Decision makers often struggle to address the diverse range of values that motivates farmers. For example, some farmers are mainly motivated to adopt sustainable agricultural practices because they see it as a market strategy, while others are driven by concerns with consumers’ health. This research project recognizes the different values that drive farmers’ behavior to identify the best instruments to incentivize sustainable agriculture.

To identify the values that motivate the adoption of sustainable agricultural practices and how these values can be incorporated into rule design, the research team conducts case studies in the capital and one of the larger agricultural states. Brazil is leader in adopting rules that aim to incentivize new models of environmentally friendly agroecological production.

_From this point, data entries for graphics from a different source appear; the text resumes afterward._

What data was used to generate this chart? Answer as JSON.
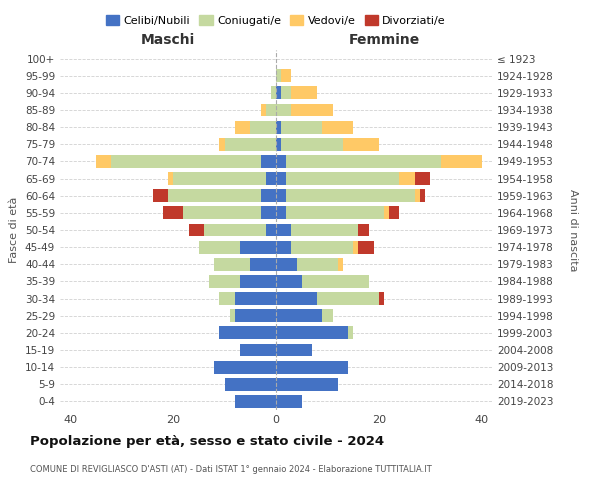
{
  "age_groups": [
    "100+",
    "95-99",
    "90-94",
    "85-89",
    "80-84",
    "75-79",
    "70-74",
    "65-69",
    "60-64",
    "55-59",
    "50-54",
    "45-49",
    "40-44",
    "35-39",
    "30-34",
    "25-29",
    "20-24",
    "15-19",
    "10-14",
    "5-9",
    "0-4"
  ],
  "birth_years": [
    "≤ 1923",
    "1924-1928",
    "1929-1933",
    "1934-1938",
    "1939-1943",
    "1944-1948",
    "1949-1953",
    "1954-1958",
    "1959-1963",
    "1964-1968",
    "1969-1973",
    "1974-1978",
    "1979-1983",
    "1984-1988",
    "1989-1993",
    "1994-1998",
    "1999-2003",
    "2004-2008",
    "2009-2013",
    "2014-2018",
    "2019-2023"
  ],
  "colors": {
    "celibi": "#4472c4",
    "coniugati": "#c5d9a0",
    "vedovi": "#ffc966",
    "divorziati": "#c0392b"
  },
  "maschi": {
    "celibi": [
      0,
      0,
      0,
      0,
      0,
      0,
      3,
      2,
      3,
      3,
      2,
      7,
      5,
      7,
      8,
      8,
      11,
      7,
      12,
      10,
      8
    ],
    "coniugati": [
      0,
      0,
      1,
      2,
      5,
      10,
      29,
      18,
      18,
      15,
      12,
      8,
      7,
      6,
      3,
      1,
      0,
      0,
      0,
      0,
      0
    ],
    "vedovi": [
      0,
      0,
      0,
      1,
      3,
      1,
      3,
      1,
      0,
      0,
      0,
      0,
      0,
      0,
      0,
      0,
      0,
      0,
      0,
      0,
      0
    ],
    "divorziati": [
      0,
      0,
      0,
      0,
      0,
      0,
      0,
      0,
      3,
      4,
      3,
      0,
      0,
      0,
      0,
      0,
      0,
      0,
      0,
      0,
      0
    ]
  },
  "femmine": {
    "celibi": [
      0,
      0,
      1,
      0,
      1,
      1,
      2,
      2,
      2,
      2,
      3,
      3,
      4,
      5,
      8,
      9,
      14,
      7,
      14,
      12,
      5
    ],
    "coniugati": [
      0,
      1,
      2,
      3,
      8,
      12,
      30,
      22,
      25,
      19,
      13,
      12,
      8,
      13,
      12,
      2,
      1,
      0,
      0,
      0,
      0
    ],
    "vedovi": [
      0,
      2,
      5,
      8,
      6,
      7,
      8,
      3,
      1,
      1,
      0,
      1,
      1,
      0,
      0,
      0,
      0,
      0,
      0,
      0,
      0
    ],
    "divorziati": [
      0,
      0,
      0,
      0,
      0,
      0,
      0,
      3,
      1,
      2,
      2,
      3,
      0,
      0,
      1,
      0,
      0,
      0,
      0,
      0,
      0
    ]
  },
  "title": "Popolazione per età, sesso e stato civile - 2024",
  "subtitle": "COMUNE DI REVIGLIASCO D'ASTI (AT) - Dati ISTAT 1° gennaio 2024 - Elaborazione TUTTITALIA.IT",
  "xlabel_left": "Maschi",
  "xlabel_right": "Femmine",
  "ylabel_left": "Fasce di età",
  "ylabel_right": "Anni di nascita",
  "xlim": 42,
  "bg_color": "#ffffff",
  "grid_color": "#cccccc",
  "legend_labels": [
    "Celibi/Nubili",
    "Coniugati/e",
    "Vedovi/e",
    "Divorziati/e"
  ]
}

This research is a multi-layered analysis through reviewing documents and interviewing stakeholders and farmers to ascertain how governance functions across institutional levels from national rules to local implementation and how values are translated across these levels. By identifying farmers' values and how they are aligned or not with rules, this research provides insight into how rules can better reflect farmers’ values and thus motivate more widespread adoption of sustainable agriculture practices.

Although Brazil is the testbed, the findings are relevant to other nations with similar agro-ecosystems.

This award reflects NSF's statutory mission and has been deemed worthy of support through evaluation using the Foundation's intellectual merit and broader impacts review criteria.